Even in the gloomy little cell, Liu Han’s eyes glittered. “Do you remember when you gave me back my baby, you gloated because you had raised it as a little scaly devil and it would not become a proper human being? That is what you said?”
“I seem to have been wrong,” Ttomalss said. “I wish I had never said any such thing. We of the Race are always finding out we do not know as much about you Tosevites as we thought we did. That is one of the reasons I took the hatchling: to try to learn more.”
“One of the things you have learned is that you should not have done it,” Liu Han snapped.
“Truth!” Ttomalss exclaimed, and used another emphatic cough.
“I brought Liu Mei here to show you how wrong you were,” Liu Han said. “You little scaly devils, you do not like to be wrong.” Her tone was mocking; Ttomalss had learned enough of the way Tosevites spoke to be sure of that. She went on, mocking still, “You were not patient enough. You did not think enough about what would happen when Liu Mei was among proper human beings for a while.”
“Truth,” Ttomalss said again, this time quietly. What a fool he had been, to scoff at Liu Han without regard for possible consequences. As the Race had so often with the Big Uglies as a whole, he had underestimated her. And, as the Race had, he was paying for it.
“I will tell you something else,” Liu Han said-if it wasn’t going to be sensory deprivation, apparently she would do everything she could to make him feel dreadful. “You scaly devils have had to agree to talks of peace with several nations of human beings, because you were being so badly hurt in the fighting.”

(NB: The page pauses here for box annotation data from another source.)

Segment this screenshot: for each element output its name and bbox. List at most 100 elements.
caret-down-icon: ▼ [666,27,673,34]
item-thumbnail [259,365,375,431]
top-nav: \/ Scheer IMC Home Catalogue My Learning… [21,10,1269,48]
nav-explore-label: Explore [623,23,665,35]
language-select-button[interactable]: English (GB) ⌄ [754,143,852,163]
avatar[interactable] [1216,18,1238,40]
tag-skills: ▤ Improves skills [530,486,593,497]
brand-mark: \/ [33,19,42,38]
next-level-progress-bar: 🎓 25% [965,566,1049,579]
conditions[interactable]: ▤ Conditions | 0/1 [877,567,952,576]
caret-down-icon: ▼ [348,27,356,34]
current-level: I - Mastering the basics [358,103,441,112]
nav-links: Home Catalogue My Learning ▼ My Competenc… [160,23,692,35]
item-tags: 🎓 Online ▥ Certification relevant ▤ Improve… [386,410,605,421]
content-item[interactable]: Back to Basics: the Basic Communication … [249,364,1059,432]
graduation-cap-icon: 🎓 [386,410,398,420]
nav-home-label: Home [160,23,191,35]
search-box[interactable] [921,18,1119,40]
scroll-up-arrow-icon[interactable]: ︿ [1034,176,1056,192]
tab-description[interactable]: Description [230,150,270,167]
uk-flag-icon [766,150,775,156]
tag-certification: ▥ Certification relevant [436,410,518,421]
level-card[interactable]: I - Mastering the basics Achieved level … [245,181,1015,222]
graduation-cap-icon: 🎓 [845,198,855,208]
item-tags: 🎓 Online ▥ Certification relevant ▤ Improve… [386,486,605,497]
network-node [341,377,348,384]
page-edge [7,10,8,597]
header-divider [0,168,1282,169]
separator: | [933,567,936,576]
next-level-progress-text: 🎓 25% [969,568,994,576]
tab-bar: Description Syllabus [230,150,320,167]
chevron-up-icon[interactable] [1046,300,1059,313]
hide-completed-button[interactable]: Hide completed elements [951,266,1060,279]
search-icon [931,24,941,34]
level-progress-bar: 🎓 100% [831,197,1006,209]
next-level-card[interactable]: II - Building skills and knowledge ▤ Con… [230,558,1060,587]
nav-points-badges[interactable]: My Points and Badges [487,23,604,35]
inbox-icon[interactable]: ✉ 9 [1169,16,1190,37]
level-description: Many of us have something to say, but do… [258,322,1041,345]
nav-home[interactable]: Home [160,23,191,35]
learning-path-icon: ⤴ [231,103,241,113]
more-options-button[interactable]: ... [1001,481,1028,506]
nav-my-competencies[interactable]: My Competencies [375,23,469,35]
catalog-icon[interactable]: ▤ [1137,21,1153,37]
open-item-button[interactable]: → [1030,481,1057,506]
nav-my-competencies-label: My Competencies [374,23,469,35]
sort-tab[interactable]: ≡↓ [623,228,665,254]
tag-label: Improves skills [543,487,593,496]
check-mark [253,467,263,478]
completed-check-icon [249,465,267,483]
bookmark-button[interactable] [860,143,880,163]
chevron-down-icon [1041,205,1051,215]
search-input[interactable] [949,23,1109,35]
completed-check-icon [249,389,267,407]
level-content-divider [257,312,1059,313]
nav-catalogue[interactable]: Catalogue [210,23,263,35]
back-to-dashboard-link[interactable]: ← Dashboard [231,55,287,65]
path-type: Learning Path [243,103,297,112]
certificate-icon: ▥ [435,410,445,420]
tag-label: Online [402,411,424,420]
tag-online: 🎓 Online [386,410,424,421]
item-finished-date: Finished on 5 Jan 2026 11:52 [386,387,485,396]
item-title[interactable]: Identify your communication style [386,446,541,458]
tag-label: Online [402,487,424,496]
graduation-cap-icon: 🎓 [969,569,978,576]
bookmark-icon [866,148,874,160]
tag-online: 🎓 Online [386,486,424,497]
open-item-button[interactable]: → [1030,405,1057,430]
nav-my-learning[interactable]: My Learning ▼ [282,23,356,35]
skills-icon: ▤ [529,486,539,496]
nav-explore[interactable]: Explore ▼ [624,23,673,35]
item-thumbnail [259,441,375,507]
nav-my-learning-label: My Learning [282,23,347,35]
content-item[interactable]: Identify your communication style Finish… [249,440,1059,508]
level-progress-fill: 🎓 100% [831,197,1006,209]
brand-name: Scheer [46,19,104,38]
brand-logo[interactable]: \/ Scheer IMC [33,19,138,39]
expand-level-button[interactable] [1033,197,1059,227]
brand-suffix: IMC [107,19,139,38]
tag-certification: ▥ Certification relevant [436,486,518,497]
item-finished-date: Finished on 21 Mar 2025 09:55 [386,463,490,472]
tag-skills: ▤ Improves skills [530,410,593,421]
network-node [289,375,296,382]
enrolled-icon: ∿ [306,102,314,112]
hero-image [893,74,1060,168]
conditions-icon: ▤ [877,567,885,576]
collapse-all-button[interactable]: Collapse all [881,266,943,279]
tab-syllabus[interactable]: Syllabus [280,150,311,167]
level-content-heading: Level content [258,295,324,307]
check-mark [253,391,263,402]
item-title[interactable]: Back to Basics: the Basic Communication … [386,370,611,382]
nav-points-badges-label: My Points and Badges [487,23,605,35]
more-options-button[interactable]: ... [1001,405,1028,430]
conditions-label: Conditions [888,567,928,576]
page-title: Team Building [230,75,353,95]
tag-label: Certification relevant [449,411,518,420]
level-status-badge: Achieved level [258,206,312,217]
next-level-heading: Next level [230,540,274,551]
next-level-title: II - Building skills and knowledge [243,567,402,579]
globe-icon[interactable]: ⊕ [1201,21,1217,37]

“I do not believe you,” Ttomalss said. She was his only source of information here-why shouldn’t she tell all sorts of outrageous lies to break his morale?
“I do not care what you believe. It is the truth even so,” Liu Han answered. Her indifference made him wonder if perhaps he’d been wrong-but it might have been intended to do that. She continued, “You little devils still go on oppressing China. Before too much time has passed, you will learn this too is a mistake. You have made a great many mistakes, here and all over the world.”